O ministro frisou que isso não significa ir contra Washington: "Não tento ser europeu e promover o projeto europeu contra os Estados Unidos numa espécie de rivalidade com os EUA, que é nosso aliado e a maior potência do mundo, mas que não será eternamente a única potência".
Ele acrescentou que para ter peso entre as grandes potências, a Europa precisa estar unida, "porque nenhum de nossos países, nem mesmo Reino Unido, França e Alemanha, pode manter em equilíbrio essas potências".
O ministro francês destacou que os "EUA são nosso aliado de forma duradoura, definitiva (...). Mas aliança não é servidão, é um diálogo, uma associação equilibrada", e isso requer "que nos respeitem mais que agora, mas também depende de termos confiança em nós mesmos para nos dotarmos de uma política externa e de defesa".
Nesse sentido, disse que "a UE deve estar mais presente em alianças com outras potências mundiais", "falar com uma voz mais forte e mais comum", como está ocorrendo com o conflito do Oriente Médio.

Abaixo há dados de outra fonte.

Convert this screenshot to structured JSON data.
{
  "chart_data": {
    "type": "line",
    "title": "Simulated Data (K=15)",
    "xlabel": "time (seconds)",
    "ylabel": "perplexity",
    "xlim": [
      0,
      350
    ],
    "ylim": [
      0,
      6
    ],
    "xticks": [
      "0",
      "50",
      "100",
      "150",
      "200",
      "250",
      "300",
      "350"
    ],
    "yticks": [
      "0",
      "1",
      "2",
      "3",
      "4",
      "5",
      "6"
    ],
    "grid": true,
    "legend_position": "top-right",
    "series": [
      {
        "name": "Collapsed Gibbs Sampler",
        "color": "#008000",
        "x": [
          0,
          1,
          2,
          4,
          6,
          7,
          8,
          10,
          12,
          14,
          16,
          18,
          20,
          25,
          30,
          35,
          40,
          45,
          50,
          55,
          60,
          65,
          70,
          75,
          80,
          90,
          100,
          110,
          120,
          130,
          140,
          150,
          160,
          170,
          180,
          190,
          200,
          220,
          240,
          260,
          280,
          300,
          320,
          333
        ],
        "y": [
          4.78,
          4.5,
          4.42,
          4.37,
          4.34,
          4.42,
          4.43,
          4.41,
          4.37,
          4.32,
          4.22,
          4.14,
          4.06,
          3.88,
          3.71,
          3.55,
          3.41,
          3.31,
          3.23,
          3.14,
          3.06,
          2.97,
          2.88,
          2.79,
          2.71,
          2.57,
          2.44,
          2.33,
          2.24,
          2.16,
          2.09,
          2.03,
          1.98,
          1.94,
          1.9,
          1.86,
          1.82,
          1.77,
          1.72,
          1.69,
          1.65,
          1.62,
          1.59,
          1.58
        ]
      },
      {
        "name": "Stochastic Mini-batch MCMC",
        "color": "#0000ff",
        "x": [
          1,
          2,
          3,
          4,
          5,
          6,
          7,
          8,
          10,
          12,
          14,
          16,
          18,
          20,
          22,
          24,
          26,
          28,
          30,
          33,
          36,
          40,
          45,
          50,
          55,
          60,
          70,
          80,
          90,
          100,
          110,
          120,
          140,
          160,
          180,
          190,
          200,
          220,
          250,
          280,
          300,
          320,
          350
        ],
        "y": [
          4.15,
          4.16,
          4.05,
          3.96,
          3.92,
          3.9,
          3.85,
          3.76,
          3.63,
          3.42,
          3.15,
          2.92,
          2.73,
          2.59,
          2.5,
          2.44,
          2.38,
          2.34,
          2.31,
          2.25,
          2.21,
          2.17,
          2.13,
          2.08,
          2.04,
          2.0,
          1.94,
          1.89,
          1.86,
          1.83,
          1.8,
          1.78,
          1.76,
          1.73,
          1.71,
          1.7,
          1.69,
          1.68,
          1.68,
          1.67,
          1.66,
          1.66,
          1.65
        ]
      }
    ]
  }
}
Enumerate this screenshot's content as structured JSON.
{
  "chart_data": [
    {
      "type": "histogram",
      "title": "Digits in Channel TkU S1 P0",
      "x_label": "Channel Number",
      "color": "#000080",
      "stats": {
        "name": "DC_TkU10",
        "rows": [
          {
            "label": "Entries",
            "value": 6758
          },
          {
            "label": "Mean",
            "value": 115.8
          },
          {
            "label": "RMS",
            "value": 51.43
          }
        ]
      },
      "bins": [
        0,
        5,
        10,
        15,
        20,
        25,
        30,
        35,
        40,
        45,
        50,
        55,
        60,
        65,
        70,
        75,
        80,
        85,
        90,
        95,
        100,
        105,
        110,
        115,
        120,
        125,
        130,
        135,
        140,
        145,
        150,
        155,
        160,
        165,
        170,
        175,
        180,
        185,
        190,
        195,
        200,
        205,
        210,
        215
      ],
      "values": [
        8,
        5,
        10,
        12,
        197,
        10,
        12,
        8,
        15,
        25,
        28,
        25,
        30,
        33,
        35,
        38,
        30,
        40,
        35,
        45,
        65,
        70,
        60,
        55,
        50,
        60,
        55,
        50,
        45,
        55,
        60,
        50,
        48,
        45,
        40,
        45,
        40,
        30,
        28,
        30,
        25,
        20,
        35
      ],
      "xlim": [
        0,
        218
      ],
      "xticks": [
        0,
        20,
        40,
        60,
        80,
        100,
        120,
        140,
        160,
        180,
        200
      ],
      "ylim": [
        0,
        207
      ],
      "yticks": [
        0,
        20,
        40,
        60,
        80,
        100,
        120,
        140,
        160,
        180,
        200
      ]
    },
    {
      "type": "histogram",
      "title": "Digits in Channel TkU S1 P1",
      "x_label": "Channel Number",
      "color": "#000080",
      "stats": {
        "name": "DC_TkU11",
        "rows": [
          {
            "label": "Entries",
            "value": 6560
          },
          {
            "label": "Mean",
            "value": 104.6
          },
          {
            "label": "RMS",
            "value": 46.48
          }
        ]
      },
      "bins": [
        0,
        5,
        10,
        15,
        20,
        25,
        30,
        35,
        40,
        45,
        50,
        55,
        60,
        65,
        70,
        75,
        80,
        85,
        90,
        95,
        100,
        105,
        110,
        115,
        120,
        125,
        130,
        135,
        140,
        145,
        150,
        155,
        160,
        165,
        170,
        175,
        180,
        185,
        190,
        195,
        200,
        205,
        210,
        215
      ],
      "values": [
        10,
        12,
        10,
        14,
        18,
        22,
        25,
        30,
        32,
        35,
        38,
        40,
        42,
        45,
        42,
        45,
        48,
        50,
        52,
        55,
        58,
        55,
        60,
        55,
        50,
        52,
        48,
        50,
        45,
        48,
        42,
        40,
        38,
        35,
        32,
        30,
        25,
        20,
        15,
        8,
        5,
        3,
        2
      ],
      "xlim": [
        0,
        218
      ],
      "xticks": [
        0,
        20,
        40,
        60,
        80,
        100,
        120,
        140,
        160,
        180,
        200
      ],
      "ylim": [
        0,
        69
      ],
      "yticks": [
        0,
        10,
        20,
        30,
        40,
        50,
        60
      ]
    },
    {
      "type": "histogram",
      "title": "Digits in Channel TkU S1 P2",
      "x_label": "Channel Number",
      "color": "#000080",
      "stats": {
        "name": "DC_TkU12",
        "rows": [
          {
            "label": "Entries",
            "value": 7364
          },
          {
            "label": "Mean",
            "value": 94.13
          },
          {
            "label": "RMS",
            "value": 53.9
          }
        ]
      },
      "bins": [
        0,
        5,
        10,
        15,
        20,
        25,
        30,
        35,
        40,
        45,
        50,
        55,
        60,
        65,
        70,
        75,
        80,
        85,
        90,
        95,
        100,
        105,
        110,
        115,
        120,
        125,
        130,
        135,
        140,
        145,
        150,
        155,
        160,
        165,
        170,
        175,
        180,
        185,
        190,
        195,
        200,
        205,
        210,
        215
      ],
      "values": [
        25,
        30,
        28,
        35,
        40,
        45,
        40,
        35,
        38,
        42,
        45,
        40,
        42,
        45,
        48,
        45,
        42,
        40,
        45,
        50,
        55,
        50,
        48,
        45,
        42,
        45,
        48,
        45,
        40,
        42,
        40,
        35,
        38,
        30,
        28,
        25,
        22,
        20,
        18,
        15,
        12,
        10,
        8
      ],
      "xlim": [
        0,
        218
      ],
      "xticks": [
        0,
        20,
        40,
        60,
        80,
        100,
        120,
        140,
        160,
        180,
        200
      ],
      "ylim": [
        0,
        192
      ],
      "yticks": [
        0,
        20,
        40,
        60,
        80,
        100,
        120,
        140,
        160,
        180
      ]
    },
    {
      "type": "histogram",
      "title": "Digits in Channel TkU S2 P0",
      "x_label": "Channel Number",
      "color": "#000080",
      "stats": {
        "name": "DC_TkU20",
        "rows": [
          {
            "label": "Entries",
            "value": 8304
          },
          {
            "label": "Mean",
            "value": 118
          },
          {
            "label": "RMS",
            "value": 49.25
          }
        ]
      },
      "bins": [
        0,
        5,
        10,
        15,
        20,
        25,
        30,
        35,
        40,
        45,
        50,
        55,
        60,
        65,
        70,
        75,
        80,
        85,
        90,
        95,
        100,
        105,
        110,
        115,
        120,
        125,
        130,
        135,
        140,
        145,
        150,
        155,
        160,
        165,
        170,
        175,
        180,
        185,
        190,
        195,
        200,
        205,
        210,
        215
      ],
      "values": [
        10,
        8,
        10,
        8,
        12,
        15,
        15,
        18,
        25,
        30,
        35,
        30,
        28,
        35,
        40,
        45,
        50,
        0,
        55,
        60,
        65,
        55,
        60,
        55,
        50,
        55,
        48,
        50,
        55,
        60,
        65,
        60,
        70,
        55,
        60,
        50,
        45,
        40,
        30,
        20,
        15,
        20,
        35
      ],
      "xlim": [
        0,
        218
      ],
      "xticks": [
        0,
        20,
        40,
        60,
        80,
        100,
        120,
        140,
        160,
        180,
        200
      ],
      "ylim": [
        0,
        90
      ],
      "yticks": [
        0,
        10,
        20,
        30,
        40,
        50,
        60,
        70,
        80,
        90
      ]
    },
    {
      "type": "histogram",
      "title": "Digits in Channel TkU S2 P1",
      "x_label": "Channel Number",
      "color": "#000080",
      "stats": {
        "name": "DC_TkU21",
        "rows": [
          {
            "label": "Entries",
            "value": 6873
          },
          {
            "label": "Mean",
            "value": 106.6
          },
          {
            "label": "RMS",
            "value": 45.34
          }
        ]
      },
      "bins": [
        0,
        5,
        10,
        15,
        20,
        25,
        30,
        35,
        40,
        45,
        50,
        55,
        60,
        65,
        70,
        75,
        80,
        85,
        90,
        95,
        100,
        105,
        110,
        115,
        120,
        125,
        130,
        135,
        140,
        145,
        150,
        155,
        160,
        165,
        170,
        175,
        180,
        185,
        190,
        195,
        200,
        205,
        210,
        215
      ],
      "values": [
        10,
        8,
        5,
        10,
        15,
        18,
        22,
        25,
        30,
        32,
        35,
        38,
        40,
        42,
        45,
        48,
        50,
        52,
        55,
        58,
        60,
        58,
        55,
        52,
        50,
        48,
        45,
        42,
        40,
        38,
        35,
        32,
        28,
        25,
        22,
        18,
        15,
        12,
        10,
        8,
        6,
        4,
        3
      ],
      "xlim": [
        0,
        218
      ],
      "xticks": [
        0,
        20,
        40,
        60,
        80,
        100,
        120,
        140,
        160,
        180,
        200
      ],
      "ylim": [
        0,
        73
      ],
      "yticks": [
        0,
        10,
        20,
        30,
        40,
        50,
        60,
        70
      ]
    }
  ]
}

No caso do Iraque, reconheceu que "é mais difícil" uma posição comum porque houve divisão desde o começo.
Quanto às vantagens da atual ampliação da UE para os franceses, falou de "uma maior estabilidade", de um mercado de maior dimensão - "o terceiro no mundo" - e, sobretudo, da redução dos riscos de instabilidade.
Barnier ressaltou que nem a democracia, nem a paz, nem os direitos humanos estão assegurados para sempre. Além disso, declarou que o sucesso do ingresso na UE de Espanha, Portugal, Grécia e Irlanda no passado mostro os logros que podem ser alcançados, já que "esses países progridem".
Barnier anunciou que tem a intenção de dedicar "tempo, talvez mais que os anteriores ministros de Assuntos Exteriores", para falar aos franceses e ouvi-los, já que "não se fala o suficiente de política externa, dos desafios europeus".